It’s just all too much. I feel like a babysitter.
Haven't been on here in a while. After my last post, I took some time with my family and actually ended up on a break with my boyfriend for about a month. We decided to try again. Majority of the issues were pretty much resolved, I just had to implement some boundaries. But here we are again. For those who don't know: Been with my boyfriend a little over a year, I relocated about 6 hours away for him, his son is 2 years old and he has 50/50 week custody.
My boyfriend finally got a good job.. to where I didn't have to pay for majority of everything like I was having to do very often. This being the case, he asked me if I could take on more with his son; picking him up from school, taking him to school, taking care of him on days he's working, etc. I agreed, and it is now draining the life out of me. Each of his weeks, it just feels like I'm a babysitter. It feels horrible. He's making good money, but I feel so isolated and like I'm in a box taking care of his son. I've been here for a year, I work from home, I don't get out much, deteriorating mental health and I have the stress of his 2 year old half the time. To me, it just makes me feel like I was molded to fill this role. I feel like I've lost my identity in it, my whole life is about doing for him and his son.
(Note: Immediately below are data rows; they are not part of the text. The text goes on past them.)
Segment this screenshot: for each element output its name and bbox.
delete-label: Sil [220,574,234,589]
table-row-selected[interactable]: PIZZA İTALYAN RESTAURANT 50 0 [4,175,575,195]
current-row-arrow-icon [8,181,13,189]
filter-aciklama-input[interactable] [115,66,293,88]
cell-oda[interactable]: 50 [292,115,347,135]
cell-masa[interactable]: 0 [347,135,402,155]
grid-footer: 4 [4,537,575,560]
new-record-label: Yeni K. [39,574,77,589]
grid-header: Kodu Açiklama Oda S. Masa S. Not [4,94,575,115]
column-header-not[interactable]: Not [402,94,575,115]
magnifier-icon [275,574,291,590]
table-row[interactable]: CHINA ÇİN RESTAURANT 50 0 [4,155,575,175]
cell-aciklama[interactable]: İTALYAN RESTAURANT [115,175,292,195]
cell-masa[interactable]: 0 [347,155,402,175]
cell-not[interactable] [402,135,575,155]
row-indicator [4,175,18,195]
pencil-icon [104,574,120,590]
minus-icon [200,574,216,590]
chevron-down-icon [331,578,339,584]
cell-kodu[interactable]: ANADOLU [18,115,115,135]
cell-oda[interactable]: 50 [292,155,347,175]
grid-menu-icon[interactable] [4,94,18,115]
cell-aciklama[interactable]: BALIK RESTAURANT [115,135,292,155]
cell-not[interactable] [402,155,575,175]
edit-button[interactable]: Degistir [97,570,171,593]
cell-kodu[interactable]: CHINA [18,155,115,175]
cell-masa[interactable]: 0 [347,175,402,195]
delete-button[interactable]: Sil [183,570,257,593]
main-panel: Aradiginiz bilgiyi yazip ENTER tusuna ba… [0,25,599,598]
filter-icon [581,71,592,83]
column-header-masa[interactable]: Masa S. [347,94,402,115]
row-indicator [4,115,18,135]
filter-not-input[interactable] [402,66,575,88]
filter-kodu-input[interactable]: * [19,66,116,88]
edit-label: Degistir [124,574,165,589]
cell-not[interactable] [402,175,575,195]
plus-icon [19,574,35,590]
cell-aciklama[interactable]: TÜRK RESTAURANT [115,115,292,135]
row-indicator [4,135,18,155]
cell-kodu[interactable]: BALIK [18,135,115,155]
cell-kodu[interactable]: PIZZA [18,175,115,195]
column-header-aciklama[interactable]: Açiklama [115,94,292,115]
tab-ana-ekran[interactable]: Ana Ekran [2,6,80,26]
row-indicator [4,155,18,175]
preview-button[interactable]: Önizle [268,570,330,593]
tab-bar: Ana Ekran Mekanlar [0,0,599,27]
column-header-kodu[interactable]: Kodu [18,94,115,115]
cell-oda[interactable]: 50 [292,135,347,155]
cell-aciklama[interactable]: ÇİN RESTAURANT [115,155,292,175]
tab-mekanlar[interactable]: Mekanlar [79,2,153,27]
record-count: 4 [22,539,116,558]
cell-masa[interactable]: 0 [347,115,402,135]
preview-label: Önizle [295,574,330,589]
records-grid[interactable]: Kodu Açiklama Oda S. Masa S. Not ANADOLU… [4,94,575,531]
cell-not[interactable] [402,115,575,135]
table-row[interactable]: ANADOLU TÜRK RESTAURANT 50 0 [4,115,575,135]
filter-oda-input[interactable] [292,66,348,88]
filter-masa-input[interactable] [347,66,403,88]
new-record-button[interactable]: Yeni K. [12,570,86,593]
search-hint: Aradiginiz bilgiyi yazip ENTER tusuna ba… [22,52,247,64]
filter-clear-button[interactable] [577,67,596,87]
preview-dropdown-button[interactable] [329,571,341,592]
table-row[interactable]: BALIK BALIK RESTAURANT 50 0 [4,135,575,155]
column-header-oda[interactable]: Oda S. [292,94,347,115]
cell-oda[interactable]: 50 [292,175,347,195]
This is so much. I feel like I'm suffocating. I've voiced this to my boyfriend, and he said his grandmother can take him ONCE a week. Wasn't much, but I guess he tried? And basically tells me that I pretty much am going to have to go through this because it's just what life is going to be if I'm going to be with him. He's supportive, listens to me when I cry, gets me gifts. But I just can't help feeling this way. It just feels like I'm thrown in so fast. I don't want him to quit this job, it's great money, but I'm not doing good at all.
Fellow step parents, is this worth it? I'm 22. I'm so young, and this is so much. I love my boyfriend, but holy hell this is killing me. I feel like I can't get any help anywhere.